Beim Kärcher bildeten sich zwar seltener Streifen, dafür ließ aber die Saugwirkung an den Rändern der Düse leicht nach, so dass die Scheibe nah am Rahmen etwas feucht blieb. Lässt man die verbliebene Feuchtigkeit dann einfach verdunsten, bilden sich dort gut sichtbare Rückstände. Man sollte die Feuchtigkeit am Rand also mit einem Tuch aufnehmen.

Auf der Haben-Seite steht beim Fenstersauger von Kärcher das umfangreiche Zubehör. Unter anderem ist neben der 28 Zentimeter breiten Düse auch ein schmalerer (17 cm) Aufsatz im Lieferumfang enthalten – sehr hilfreich für kleinteilige Sprossenfenster. Mit dem schmaleren Aufsatz ist auch die Saugkraft am äußersten Rand konstant hoch, so dass keine Feuchtigkeit mehr in der Nähe des Fensterrahmens zurückbleibt.

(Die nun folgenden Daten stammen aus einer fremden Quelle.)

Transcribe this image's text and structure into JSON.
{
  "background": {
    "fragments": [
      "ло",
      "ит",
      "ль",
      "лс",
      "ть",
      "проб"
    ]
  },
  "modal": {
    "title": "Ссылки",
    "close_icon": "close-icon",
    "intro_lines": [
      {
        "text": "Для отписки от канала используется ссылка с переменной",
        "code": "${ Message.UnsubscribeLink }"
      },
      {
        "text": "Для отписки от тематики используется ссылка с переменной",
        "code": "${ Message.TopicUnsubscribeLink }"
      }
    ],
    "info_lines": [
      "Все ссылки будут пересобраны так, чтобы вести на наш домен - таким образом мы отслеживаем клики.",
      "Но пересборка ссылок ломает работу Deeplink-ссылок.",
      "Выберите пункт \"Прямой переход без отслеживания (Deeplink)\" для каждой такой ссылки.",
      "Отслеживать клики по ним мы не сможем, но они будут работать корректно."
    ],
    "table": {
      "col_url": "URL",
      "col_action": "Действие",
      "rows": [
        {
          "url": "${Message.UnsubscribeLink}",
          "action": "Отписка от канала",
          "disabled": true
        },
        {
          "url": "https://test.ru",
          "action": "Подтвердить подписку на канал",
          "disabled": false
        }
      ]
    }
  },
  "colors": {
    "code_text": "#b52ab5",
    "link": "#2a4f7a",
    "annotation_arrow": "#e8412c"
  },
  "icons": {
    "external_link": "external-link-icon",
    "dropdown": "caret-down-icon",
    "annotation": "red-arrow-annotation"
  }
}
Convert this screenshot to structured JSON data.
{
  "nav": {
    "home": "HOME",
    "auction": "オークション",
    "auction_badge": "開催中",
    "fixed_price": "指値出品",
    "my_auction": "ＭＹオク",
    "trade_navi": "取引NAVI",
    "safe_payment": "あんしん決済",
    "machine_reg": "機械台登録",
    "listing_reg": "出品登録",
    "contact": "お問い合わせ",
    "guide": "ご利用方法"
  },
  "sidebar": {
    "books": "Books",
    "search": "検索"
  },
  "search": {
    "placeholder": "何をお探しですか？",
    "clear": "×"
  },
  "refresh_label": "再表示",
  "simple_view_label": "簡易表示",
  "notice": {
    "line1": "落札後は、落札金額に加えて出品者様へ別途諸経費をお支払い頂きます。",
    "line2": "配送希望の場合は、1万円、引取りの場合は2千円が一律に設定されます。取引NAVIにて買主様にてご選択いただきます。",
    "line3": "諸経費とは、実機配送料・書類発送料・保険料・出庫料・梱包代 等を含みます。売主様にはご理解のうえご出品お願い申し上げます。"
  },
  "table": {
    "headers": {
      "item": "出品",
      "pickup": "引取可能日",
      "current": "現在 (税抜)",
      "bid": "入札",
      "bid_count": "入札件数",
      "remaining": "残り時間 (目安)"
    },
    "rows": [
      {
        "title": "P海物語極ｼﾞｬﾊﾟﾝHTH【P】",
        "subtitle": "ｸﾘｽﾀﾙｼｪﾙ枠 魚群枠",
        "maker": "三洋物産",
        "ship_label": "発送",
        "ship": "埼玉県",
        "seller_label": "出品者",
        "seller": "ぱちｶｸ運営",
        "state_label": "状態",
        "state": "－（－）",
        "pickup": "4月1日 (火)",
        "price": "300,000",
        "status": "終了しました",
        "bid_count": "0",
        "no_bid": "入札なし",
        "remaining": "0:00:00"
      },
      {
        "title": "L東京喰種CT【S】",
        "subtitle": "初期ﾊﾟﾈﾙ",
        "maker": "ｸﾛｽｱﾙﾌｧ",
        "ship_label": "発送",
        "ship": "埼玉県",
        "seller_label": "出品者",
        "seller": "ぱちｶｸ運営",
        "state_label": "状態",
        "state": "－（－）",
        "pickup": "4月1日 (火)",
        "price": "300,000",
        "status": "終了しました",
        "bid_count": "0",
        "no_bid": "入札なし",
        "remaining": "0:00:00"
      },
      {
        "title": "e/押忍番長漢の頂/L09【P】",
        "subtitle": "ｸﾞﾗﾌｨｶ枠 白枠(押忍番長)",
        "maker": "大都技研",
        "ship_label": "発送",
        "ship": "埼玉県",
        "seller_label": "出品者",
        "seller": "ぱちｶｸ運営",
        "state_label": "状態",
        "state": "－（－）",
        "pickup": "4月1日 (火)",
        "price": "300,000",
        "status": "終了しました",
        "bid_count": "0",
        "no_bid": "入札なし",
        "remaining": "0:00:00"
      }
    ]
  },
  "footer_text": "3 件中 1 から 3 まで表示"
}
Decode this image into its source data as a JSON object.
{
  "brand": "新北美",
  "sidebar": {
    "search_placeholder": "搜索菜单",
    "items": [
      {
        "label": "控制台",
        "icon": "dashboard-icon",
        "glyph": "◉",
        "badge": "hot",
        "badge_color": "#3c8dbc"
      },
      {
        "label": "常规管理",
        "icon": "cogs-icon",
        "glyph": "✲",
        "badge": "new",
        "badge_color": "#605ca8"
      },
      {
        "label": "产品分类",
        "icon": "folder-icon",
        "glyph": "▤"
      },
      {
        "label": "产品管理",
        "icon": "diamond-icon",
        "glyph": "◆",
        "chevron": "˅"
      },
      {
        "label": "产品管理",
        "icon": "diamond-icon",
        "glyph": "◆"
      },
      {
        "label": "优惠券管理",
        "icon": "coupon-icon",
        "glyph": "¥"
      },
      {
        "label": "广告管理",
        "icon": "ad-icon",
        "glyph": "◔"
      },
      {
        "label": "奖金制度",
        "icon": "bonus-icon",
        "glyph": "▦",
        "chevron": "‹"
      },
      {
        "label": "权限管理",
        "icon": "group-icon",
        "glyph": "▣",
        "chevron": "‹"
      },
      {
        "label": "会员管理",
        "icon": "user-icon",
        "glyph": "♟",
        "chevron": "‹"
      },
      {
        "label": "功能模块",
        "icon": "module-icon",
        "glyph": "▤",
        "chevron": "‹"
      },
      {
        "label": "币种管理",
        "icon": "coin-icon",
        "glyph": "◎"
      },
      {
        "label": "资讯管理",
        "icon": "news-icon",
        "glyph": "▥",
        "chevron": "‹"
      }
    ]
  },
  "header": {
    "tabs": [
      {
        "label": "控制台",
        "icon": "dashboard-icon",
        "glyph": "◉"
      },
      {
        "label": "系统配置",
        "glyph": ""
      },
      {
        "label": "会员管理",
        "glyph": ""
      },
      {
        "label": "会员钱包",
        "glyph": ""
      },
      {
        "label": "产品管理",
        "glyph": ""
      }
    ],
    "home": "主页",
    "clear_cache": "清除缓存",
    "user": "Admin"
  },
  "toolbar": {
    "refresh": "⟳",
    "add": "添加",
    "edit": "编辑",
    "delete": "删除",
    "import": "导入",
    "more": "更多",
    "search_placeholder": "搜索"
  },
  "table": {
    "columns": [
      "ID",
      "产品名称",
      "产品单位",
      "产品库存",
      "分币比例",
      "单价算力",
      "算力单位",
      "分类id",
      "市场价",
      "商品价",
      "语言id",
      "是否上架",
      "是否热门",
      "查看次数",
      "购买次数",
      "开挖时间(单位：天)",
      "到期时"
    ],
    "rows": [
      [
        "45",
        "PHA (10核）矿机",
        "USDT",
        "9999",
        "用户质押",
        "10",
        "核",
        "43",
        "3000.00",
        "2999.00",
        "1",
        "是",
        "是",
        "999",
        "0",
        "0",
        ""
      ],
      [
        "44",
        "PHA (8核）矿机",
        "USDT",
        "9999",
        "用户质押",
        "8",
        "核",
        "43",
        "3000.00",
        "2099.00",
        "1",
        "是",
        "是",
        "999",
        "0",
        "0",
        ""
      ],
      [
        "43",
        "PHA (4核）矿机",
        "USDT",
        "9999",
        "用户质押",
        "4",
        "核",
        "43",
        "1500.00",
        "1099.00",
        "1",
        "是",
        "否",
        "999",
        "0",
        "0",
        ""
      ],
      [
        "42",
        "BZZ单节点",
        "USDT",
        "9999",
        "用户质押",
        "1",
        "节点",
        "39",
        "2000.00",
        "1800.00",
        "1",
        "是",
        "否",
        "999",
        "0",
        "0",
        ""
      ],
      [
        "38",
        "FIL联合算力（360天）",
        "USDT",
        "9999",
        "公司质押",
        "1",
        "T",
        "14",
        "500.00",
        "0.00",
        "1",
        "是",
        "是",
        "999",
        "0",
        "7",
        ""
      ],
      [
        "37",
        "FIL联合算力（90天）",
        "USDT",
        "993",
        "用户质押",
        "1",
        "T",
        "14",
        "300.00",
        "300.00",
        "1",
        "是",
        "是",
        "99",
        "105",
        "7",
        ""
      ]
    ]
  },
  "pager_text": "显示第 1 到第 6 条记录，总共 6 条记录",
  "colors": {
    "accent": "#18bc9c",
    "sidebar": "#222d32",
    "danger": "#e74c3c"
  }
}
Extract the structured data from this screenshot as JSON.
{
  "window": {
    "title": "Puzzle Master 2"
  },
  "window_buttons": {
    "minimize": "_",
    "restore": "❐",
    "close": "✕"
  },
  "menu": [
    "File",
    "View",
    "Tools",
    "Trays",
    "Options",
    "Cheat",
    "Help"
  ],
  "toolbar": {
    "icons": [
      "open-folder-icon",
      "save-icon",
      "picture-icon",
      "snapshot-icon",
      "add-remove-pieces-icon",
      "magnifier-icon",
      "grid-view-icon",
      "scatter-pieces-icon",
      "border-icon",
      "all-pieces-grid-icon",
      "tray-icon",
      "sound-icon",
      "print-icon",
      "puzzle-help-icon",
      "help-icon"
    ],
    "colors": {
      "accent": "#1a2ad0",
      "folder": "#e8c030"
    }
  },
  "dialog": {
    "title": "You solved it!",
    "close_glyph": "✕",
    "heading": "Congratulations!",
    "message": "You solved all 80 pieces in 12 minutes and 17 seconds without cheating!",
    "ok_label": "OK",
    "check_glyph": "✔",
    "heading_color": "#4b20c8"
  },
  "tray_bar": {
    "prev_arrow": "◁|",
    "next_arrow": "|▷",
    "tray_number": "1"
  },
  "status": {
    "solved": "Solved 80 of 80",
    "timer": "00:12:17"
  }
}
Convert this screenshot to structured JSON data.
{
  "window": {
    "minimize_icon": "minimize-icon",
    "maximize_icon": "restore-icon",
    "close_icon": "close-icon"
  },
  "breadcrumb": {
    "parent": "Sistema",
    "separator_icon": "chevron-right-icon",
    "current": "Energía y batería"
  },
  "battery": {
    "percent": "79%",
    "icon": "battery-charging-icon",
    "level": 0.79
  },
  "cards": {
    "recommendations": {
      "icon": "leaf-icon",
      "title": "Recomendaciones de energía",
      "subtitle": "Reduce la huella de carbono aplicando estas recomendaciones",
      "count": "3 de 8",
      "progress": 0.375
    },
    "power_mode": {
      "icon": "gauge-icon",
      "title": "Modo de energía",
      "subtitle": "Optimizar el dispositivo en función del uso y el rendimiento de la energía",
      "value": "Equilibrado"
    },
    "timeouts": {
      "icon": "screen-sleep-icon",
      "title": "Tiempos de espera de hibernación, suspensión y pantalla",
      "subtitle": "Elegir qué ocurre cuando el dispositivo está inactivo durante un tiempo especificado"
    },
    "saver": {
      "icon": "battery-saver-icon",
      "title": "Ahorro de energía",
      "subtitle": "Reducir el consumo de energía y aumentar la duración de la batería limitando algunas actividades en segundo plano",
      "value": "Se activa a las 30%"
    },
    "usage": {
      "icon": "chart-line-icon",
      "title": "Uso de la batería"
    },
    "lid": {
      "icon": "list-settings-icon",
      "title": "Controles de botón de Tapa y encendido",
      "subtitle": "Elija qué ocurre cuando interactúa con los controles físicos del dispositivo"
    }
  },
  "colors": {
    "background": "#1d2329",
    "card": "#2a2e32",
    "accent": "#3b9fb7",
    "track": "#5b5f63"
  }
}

Von den Rändern abgesehen war das Ergebnis beim Kärcher sehr gut. Streifen bildeten sich selten und nur dann, wenn die Abziehlippe verschmutzt war. Übrigens erzielten wir sowohl mit dem Kärcher-Reinigungskonzentrat als auch mit Wasser und Spüli gleich gute Ergebnisse. Geht das mitgelieferte Putzmittel zur Neige, kann man also getrost umsteigen und muss nicht teuer beim Hersteller nachkaufen.

Auch der Testsieger hat ein paar kleinere Schwächen

Auch wenn die Reinigungsleistung des Vorwerk Kobold VG100 uns insgesamt am meisten überzeugte, so hat auch dieses Gerät seine Schwachpunkte: Im Vergleich mit den beiden anderen Fenstersaugern muss der Kobold vor allem seinem außergewöhnlichen Gerätedesign Tribut zollen. Anders als die beiden anderen Geräte verlängert der Kobold nicht die Reichweite des Arms.

Vor allem bei hohen und bei problematischen Fenstern – in unserem Test einem zweiflügligen Fenster, bei dem sich nur einer der Flügel öffnen ließ – wirkt sich das negativ aus. Der Fensterreiniger wird zentral am Gerät festgehalten, so dass wir uns weit aus dem Fenster lehnen mussten, um den nicht zu öffnenden Fensterflügel von außen zu reinigen. So weit mag man sich eigentlich nur ungern aus dem Fenster lehnen. Die Unfallgefahr bei solch waghalsigen Manövern ist groß.

Bislang bietet Vorwerk noch keine Verlängerung als Zubehör an. Allerding ist der Kobold VG100 erst vor wenigen Wochen in den Markt eingeführt worden. Nicht auszuschließen also, dass Vorwerk bald eine Palette an sinnvollem Zubehör nachlegt.

Die Bilanz des Fenstersauger-Tests

Trotz dieser Schwächen liefert der Vorwerk Fensterreiniger von allen drei Testgeräten insgesamt den größten Mehrwert gegenüber der gewöhnlichen Fensterreinigung von Hand. Weil Putzen und Abziehen in nur einem Arbeitsschritt erfolgen, spart man viel Zeit. Das Reinigungsergebnis ist tadellos. Wer aber viele hohe Fenster hat, wird eine Verlängerung vermissen. Wegen seiner Breite von knapp 30 Zentimetern kann man mit dem Kobold VG100 sehr kleinteilige Fenster nicht sauber machen.

An dieser Stelle punktet der Kärcher WV 2 Premium, der auf den zum Lieferumfang gehörenden schmaleren Düsenaufsatz umgerüstet werden kann. Als kostenpflichtiges Zubehör bietet Kärcher für 39,99 Euro (UVP) ein Verlängerungsset an. Es besteht aus zwei Teleskopstangen – eine für den Sauger, eine weiter ist mit einem Reinigungsaufsatz versehen. Beide lassen sich stufenlos auf Längen zwischen 1,20 und 2 Meter einstellen.

Preisbewusste Verbraucher sind mit dem Leifheit ebenfalls sehr gut bedient. Nicht nur der Sauger selbst, sondern auch das Zubehör ist bei Leifheit günstiger als beim Kärcher. Eine auf Längen von 1,2 bis 1,9 Meter ausziehbare Teleskop-Verlängerung beispielsweise kostet nur 11,99 Euro (UVP). Weiteres Plus: Eine kurze (47 cm) und nicht weiter ausziehbare Verlängerungsstange gehört bei Leifheit mit zum Lieferumfang.